With 2015’s Portland Center Stage production of Threesome, and now Artists Repertory Theatre’s The Talented Ones, Yussef El Guindi is making a name for himself. That’s good news for the playwright and for Portland. It’s been exciting to see local theater companies get the first crack at El Guindi’s innovative, darkly funny work before it goes on to acclaim in bigger theater markets like Seattle and New York. In his plays, El Guindi, who is Egyptian American and currently lives in Seattle, tends to explore the experiences of immigrants and people of color, and the complex, troubling racial dynamics that can play out in the most seemingly progressive places—something that should be relevant to your interests if you live in a city like Portland.

In The Talented Ones, this concern manifests in the frustrated marriage between Omar (John San Nicolas, doing a kind of evil Jimmy Stewart thing) and Cindy (Khanh Doan, who was excellent in last year’s You for Me for You at Portland Playhouse, and continues that streak here). Cindy and Omar met at their naturalization ceremony as young immigrants, but the dreamy compulsion that drew them together has imploded into resentment, conflict, and possibly attempted murder. Omar’s ostensibly a writer, but his commitment to his art seems to begin and end with languishing inside Starbucks overthinking things while living on Cindy’s income. Cindy, for her part, is a failed ballet dancer, and supporting Omar serves as a paralysis that—perhaps conveniently—keeps her from confronting the fact that she misses dancing. Meanwhile, Omar’s friend Patrick (Heath Koerschgen, perfectly embodying every bland white guy named Matt you’ve ever met) is trying clumsily to seduce Cindy, who’s just frustrated enough with her marriage to entertain his vaguely embarrassing propositions.

Oh man, what a mess, right? And it is. But unlike way too many unhappy marriage-derived domestic dramas, El Guindi’s is cuttingly funny. I mean that literally; The Talented Ones contains a lot of what the MPAA calls “cartoonish violence,” and the dialogue is quippy, sharp-edged, and so full of subtly disappointed pronouncements that much of it wouldn’t be out of place in a Wes Anderson movie, if Wes Anderson movies included people who aren’t white (I love you, Wes, but get it together).

El Guindi’s risky, weird comedy is enough to keep you in your seat, but what’s especially powerful about The Talented Ones is that it deviates from many “good immigrant” narratives that reduce immigrant characters—whether real or imagined—to blandly virtuous caricatures. Cindy and Omar are neither bland nor virtuous. Instead, they’re two very flawed, self-centered, occasionally cruel humans, but their story makes us privy to the complex pressures they grew up with. Why does Omar want to be a writer? Because he thinks it’s what his father would want. Why does Cindy go for ballet, one of the whitest art forms imaginable? Because it felt out of reach when she was a kid. A double-casting gambit puts the characters’ disappointments on display, with Madeleine Tran and Michél Castillo appearing sporadically as the younger, idealistic avatars of their older, sadder counterparts in vignettes that provide useful backstory without descending into maudlin “MY YOUTH!” territory.

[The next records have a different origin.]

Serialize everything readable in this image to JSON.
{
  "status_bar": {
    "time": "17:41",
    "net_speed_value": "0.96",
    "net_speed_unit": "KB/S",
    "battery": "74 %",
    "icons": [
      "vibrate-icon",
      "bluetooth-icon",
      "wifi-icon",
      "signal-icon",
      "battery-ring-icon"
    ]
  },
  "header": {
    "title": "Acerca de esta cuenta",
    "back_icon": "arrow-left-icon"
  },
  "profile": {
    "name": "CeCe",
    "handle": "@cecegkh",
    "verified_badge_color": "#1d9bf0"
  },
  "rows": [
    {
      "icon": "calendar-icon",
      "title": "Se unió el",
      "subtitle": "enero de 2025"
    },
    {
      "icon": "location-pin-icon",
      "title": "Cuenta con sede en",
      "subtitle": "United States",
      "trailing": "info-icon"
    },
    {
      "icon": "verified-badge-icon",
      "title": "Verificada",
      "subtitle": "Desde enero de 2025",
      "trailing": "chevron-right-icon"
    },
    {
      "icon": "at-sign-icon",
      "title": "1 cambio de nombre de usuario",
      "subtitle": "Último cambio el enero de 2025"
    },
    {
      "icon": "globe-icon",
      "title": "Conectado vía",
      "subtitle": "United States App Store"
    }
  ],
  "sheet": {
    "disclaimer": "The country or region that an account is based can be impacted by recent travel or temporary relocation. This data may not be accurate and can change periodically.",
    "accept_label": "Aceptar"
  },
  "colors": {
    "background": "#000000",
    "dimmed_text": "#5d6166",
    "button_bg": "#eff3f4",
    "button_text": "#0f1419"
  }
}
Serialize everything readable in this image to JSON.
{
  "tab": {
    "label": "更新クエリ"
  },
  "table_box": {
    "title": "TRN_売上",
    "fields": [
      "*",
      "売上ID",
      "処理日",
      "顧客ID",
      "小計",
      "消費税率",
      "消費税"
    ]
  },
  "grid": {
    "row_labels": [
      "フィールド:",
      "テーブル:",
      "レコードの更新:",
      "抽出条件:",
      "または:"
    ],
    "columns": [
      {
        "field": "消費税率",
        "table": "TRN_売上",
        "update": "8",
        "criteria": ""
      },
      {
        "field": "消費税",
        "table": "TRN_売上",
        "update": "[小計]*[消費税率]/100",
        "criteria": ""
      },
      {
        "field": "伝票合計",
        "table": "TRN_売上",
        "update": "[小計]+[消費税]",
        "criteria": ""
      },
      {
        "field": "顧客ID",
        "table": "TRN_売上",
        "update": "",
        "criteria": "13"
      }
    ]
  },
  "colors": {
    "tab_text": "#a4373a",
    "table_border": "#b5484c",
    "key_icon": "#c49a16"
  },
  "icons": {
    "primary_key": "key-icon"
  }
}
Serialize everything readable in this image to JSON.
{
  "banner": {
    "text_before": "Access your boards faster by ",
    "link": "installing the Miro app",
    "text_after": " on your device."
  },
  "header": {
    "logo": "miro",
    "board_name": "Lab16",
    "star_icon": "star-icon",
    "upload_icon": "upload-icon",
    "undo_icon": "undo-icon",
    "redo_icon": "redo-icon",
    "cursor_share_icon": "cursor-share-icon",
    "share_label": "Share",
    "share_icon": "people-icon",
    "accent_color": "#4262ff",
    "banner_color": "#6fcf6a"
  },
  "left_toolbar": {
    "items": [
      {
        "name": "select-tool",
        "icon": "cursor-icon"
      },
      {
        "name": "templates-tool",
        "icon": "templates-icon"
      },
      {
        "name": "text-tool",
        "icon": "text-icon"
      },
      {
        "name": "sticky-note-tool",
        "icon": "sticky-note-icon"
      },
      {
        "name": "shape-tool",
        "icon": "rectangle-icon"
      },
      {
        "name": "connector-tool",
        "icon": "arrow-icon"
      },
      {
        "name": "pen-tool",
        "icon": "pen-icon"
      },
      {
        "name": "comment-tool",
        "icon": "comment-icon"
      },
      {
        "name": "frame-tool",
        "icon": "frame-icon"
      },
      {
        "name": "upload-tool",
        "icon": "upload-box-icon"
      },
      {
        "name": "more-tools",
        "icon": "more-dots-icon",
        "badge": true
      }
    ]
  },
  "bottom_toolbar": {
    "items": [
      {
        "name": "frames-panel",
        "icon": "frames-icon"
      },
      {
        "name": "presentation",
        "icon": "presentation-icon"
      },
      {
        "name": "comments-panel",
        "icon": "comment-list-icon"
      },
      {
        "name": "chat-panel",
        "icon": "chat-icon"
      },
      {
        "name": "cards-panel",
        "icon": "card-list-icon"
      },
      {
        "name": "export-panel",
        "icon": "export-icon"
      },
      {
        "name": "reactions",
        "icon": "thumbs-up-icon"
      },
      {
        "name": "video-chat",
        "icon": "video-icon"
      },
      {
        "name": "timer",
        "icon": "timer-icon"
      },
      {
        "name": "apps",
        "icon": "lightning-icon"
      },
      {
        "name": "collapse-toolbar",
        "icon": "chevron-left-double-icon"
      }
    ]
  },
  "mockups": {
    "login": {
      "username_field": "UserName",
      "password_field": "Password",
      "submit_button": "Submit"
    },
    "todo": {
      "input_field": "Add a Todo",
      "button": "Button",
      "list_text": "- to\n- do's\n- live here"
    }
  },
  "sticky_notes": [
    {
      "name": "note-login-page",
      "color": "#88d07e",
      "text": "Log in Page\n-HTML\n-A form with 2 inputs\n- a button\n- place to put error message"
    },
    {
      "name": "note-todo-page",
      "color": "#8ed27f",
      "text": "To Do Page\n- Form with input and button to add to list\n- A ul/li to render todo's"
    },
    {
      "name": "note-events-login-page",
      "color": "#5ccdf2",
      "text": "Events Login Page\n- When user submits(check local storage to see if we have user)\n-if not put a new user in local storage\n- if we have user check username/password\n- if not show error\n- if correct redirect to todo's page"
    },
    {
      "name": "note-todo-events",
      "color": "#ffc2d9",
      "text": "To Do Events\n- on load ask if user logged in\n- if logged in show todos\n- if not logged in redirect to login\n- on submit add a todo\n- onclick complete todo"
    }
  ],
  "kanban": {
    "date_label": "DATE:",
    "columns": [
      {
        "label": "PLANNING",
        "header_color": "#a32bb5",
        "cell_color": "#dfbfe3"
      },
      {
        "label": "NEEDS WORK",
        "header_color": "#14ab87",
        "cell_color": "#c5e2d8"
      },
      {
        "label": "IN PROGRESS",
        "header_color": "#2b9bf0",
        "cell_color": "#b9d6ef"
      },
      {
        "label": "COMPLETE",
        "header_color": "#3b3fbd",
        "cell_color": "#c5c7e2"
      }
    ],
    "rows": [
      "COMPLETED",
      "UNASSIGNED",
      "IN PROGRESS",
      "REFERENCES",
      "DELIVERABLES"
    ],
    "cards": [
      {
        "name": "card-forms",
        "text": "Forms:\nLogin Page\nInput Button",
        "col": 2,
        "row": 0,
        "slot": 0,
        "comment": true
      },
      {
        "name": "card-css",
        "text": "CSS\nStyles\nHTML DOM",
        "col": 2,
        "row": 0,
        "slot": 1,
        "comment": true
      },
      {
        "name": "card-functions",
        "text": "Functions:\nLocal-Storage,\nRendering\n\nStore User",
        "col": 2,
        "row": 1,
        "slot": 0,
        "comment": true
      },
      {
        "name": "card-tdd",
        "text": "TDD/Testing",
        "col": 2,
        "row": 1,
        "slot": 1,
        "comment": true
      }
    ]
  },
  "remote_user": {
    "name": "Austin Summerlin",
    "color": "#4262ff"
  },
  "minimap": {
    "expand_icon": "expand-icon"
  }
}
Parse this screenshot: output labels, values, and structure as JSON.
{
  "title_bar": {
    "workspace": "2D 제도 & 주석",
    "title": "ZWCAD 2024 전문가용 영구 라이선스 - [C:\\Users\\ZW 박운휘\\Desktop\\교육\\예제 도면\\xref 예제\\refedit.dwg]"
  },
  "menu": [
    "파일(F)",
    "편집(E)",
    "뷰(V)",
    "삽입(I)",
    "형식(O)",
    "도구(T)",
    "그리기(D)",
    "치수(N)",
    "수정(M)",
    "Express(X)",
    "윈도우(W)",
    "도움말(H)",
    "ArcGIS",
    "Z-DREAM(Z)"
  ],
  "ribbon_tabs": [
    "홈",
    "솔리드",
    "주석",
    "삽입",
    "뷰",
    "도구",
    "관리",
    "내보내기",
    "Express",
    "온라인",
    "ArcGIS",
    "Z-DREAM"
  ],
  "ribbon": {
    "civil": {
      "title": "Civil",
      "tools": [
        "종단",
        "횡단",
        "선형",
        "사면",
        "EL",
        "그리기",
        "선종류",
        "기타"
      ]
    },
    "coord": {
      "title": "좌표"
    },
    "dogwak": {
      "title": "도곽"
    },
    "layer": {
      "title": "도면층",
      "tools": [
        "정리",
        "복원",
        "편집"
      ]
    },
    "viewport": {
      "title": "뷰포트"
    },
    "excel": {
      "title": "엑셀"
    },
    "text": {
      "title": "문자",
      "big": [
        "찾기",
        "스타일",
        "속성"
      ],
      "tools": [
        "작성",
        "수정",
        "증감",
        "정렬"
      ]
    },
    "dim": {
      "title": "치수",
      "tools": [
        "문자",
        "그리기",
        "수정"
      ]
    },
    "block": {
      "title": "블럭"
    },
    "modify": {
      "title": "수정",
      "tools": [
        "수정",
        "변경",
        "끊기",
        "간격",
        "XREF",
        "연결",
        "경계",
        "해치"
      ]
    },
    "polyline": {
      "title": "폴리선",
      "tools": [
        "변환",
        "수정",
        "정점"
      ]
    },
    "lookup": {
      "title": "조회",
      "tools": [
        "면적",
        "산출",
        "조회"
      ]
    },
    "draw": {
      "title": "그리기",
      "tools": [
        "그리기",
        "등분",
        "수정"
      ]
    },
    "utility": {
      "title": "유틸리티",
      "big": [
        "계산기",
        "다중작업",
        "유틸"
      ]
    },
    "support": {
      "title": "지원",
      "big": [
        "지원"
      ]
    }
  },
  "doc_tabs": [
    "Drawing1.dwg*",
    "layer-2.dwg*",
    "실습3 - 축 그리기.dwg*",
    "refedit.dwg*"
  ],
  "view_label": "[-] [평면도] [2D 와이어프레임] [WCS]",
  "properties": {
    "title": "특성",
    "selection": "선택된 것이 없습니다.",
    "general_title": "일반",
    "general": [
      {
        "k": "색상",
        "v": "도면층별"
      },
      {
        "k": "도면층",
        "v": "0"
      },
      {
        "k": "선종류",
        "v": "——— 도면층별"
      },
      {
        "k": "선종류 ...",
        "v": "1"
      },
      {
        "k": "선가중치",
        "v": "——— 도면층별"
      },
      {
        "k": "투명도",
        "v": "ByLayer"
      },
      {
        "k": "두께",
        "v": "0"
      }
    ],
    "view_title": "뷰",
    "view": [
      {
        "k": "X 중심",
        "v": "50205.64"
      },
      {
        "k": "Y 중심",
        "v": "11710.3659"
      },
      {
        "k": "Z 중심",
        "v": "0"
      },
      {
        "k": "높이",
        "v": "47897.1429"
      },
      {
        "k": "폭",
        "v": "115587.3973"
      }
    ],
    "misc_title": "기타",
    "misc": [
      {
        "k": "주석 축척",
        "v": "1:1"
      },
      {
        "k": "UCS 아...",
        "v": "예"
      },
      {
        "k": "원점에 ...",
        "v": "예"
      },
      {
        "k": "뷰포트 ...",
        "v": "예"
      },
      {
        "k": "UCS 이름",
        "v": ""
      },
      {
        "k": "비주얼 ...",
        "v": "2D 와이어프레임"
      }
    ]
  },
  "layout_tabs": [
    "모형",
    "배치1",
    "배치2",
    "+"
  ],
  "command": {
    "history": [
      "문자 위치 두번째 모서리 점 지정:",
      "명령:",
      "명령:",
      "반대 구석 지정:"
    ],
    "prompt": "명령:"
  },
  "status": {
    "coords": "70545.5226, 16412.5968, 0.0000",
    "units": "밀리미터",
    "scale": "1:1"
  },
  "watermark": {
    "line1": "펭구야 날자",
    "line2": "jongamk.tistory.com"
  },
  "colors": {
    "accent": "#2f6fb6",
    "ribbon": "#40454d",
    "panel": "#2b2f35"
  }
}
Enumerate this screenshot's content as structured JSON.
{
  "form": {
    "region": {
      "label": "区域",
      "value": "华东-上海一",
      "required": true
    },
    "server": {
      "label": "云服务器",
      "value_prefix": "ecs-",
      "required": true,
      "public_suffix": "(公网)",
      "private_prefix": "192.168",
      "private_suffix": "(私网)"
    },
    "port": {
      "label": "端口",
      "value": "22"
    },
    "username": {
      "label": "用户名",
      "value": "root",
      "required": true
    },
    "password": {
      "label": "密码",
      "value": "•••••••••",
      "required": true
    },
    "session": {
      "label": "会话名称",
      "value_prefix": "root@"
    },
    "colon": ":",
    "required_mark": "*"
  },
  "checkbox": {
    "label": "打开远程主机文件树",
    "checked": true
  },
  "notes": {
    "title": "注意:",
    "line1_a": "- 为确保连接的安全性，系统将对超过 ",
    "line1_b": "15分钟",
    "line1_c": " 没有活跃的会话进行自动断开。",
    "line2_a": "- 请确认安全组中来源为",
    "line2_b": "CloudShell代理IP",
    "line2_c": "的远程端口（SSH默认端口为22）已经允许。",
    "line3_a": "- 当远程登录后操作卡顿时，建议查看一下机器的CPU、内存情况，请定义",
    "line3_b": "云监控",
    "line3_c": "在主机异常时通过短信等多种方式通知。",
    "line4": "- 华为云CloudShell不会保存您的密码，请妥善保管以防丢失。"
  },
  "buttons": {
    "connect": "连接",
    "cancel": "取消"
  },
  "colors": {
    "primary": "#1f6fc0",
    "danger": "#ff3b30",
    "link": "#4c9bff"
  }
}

But as promising as El Guindi’s writing is, and as satisfying as this production is, I have a complaint: The love triangle is forced. Patrick is a goof! No way is Cindy running off with him! Even worse, the tension it attempts to drive home is way too reliant on the old-school idea that a woman must have a man to take care of her, a turn of phrase that shows up an inexcusable number of times for a script this contemporary. Putting too much emphasis on ~*who Cindy ends up with*~ is a genuine misstep, because the most interesting relationship Cindy has in The Talented Ones isn’t with her perennially disappointing husband or his freeloading pal. It’s with her dancing, the piece of her past that’s the most unresolved—and El Guindi, disappointingly, keeps it that way.